T-bill rates this month were generally on an upward trend as an effect of the decision of the Bangko Sentral ng Pilipinas to take an off-cycle action by hiking rates by 25 basis points.

This brought the benchmark rate to 6.50 percent, the highest in 16 years.

Rates only slid down a bit after favorable data on inflation and gross domestic product announcement during the month.

Inflation eased to 4.9 percent in October while GDP surprised with a 5.9-percent expansion in the third quarter, both beating market expectations.

Yesterday’s auction was the second straight week of full award, albeit at a slightly lower target amount than the usual P15 billion.

Nonetheless, demand continued to pick up as it jumped to P72.215 billion, up 55 percent. The auction was oversubscribed by 7.2 times.
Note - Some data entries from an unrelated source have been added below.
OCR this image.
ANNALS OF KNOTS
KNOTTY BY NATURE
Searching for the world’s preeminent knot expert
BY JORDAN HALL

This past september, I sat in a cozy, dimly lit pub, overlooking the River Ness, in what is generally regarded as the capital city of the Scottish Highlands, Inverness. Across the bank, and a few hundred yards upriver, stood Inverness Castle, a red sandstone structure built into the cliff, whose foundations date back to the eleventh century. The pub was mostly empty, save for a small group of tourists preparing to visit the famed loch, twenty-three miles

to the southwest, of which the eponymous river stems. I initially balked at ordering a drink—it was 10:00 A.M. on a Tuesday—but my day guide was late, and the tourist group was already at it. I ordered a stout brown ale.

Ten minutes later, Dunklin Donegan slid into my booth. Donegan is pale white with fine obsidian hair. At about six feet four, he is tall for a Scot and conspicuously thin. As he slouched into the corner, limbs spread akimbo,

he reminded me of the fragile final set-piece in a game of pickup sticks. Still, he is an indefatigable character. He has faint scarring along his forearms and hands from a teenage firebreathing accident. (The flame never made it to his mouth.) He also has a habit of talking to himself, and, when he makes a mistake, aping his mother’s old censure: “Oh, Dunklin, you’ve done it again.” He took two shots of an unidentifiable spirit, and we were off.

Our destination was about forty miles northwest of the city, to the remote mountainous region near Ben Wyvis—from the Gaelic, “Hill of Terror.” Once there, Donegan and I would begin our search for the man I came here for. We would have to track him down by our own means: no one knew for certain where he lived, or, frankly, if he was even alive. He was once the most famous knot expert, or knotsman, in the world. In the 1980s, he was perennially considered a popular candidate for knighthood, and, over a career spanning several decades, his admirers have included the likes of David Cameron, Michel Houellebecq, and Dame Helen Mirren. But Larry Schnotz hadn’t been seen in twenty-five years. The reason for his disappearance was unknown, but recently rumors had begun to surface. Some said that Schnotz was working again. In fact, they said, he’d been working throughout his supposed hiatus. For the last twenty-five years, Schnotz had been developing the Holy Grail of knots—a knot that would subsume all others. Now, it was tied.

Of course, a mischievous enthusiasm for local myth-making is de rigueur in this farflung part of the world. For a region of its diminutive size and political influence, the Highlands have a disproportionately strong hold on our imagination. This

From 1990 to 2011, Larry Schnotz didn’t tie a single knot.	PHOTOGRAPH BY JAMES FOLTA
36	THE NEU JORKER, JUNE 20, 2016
Bids also went up across the board to P25.615 billion, P22.38 billion, and P24.22 billion for the three, six, and 12-month securities, respectively.

On the other hand, rates yesterday went down across the board in comparison with the reference rates, as well as on a weekly basis following the appreciation of the peso.

Rates for the 91-day T-bills dropped by 98.7 basis points to 4.753 percent from the secondary rate of 5.74 percent, and is lower from last auction’s 6.123 percent.

The 182-day short-dated debt papers saw rates decline by 75.7 basis points to 5.181 percent and also below last week’s level of 5.938 percent.